Van Dessel G, Lagrou A, Hilderson H J, Dierick W
UIA Laboratory for Pathological Biochemistry, Department of Medicine, University of Antwerp, Wilrijk, Belgium.
Biochim Biophys Acta. 1993 Apr 23;1167(3):307-15. doi: 10.1016/0005-2760(93)90234-z.
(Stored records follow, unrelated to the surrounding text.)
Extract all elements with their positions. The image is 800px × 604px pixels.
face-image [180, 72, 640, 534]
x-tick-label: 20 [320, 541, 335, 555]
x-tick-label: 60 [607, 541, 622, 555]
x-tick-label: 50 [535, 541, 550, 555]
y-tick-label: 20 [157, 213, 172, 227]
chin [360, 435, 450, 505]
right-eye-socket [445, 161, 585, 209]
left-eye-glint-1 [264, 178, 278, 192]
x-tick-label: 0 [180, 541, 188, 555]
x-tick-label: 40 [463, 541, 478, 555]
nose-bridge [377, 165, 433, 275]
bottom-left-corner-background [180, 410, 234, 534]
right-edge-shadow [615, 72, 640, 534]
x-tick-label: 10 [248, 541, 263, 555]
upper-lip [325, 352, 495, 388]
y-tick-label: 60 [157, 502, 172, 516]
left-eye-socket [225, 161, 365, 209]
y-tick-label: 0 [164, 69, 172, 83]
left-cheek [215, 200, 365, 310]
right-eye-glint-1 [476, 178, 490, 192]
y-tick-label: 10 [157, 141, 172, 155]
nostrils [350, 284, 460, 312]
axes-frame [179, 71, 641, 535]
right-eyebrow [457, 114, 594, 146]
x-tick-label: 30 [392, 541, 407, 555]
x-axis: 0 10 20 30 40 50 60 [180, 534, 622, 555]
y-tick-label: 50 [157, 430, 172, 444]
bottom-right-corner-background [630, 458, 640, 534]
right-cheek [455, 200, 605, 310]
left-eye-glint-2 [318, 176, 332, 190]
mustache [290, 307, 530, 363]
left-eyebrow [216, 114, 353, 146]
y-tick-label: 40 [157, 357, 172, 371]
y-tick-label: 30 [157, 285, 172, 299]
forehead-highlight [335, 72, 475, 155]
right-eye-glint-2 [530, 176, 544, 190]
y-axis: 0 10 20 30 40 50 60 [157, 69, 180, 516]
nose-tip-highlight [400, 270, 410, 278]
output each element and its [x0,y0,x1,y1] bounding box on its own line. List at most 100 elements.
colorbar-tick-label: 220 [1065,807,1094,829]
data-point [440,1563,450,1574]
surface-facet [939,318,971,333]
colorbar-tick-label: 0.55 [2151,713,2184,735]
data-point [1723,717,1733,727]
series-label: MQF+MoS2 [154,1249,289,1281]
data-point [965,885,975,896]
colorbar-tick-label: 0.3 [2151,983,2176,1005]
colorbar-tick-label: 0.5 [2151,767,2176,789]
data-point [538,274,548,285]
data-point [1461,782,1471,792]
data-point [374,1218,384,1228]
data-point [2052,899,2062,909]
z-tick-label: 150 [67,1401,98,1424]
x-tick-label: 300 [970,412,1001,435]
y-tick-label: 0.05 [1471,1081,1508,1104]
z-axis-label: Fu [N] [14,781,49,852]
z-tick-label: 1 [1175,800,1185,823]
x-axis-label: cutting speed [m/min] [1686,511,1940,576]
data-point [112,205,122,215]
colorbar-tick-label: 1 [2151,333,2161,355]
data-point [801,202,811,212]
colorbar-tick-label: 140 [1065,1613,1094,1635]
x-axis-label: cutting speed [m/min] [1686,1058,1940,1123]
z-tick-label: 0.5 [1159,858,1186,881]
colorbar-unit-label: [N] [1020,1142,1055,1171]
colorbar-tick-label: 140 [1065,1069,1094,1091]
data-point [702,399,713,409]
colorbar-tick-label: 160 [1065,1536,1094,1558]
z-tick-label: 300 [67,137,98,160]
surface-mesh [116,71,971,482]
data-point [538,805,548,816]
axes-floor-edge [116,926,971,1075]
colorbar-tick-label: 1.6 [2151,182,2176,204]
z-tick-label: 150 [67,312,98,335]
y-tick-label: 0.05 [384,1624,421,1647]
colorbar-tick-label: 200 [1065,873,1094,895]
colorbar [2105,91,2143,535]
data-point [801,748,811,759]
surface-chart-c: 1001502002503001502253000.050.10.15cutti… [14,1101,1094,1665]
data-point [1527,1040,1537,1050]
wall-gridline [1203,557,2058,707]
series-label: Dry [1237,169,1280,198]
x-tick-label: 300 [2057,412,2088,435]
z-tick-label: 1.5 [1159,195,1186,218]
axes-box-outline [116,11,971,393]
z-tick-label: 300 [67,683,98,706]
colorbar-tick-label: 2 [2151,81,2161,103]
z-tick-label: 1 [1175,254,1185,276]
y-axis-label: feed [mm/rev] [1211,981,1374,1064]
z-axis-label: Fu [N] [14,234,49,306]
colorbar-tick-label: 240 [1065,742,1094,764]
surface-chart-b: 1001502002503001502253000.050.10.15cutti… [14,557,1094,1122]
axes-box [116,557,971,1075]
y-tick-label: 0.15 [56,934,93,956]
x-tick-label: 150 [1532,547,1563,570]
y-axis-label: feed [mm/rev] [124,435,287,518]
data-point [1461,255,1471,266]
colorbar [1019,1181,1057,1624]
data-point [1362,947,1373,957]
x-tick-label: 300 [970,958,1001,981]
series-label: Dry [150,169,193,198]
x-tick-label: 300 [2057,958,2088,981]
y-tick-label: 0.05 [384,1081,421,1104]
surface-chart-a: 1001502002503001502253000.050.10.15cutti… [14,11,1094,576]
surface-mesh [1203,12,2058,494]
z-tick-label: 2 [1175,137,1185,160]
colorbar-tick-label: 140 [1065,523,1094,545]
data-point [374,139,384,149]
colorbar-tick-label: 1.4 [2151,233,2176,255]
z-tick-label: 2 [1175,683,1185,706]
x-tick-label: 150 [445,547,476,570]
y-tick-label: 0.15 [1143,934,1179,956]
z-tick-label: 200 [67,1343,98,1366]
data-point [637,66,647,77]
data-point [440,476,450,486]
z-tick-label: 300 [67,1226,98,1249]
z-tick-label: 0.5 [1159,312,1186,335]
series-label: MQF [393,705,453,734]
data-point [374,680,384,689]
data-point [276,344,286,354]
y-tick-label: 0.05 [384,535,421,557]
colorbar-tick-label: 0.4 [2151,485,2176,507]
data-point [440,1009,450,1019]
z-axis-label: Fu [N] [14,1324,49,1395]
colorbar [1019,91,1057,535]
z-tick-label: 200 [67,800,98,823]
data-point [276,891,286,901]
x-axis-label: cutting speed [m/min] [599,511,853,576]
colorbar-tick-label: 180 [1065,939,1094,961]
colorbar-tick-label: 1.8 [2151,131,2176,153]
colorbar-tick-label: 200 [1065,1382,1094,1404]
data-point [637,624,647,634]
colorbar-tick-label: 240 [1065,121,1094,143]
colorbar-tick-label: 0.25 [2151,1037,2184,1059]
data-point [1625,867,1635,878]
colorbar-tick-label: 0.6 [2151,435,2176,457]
The enzymic conversion of dolichol into dolichoic acid has been studied in bovine thyroid subcellular fractions using [1-3H]dolichol as a substrate. The presence of conversion activity could be demonstrated in both the mitochondrial- and supernatant fractions. Investigation of cofactor requirements revealed that NAD+ was essential for reaching optimal activity. From kinetic studies Km-values of 3.5-4 microM and 0.29 mM could be calculated for, respectively, dolichol and NAD+ using the mitochondrial fraction as an enzyme source. No inhibitory effects from ethanol or pyrazole were detected suggesting that alcohol dehydrogenase is not involved in the dolichol-->dolichoate conversion as observed in a bovine thyroid mitochondrial fraction. From inhibitor studies the conversion system behaves distinctly differently from the NADP(+)-depending microsomal oxidoreductase as well as from catalase. The conversion activity in the supernatant on the other hand must be ascribed, at least partially, to a side activity of alcohol dehydrogenase.
以[1-³H]多萜醇为底物,在牛甲状腺亚细胞组分中研究了多萜醇向多萜酸的酶促转化。在线粒体组分和上清液组分中均证实存在转化活性。对辅助因子需求的研究表明,NAD⁺对于达到最佳活性至关重要。动力学研究表明,以线粒体组分作为酶源时,多萜醇和NAD⁺的Km值分别为3.5 - 4微摩尔和0.29毫摩尔。未检测到乙醇或吡唑的抑制作用,这表明在牛甲状腺线粒体组分中观察到的多萜醇→多萜酸转化过程中,乙醇脱氢酶不参与其中。抑制剂研究表明,该转化系统与依赖NADP⁺的微粒体氧化还原酶以及过氧化氢酶的行为明显不同。另一方面,上清液中的转化活性至少部分归因于乙醇脱氢酶的副活性。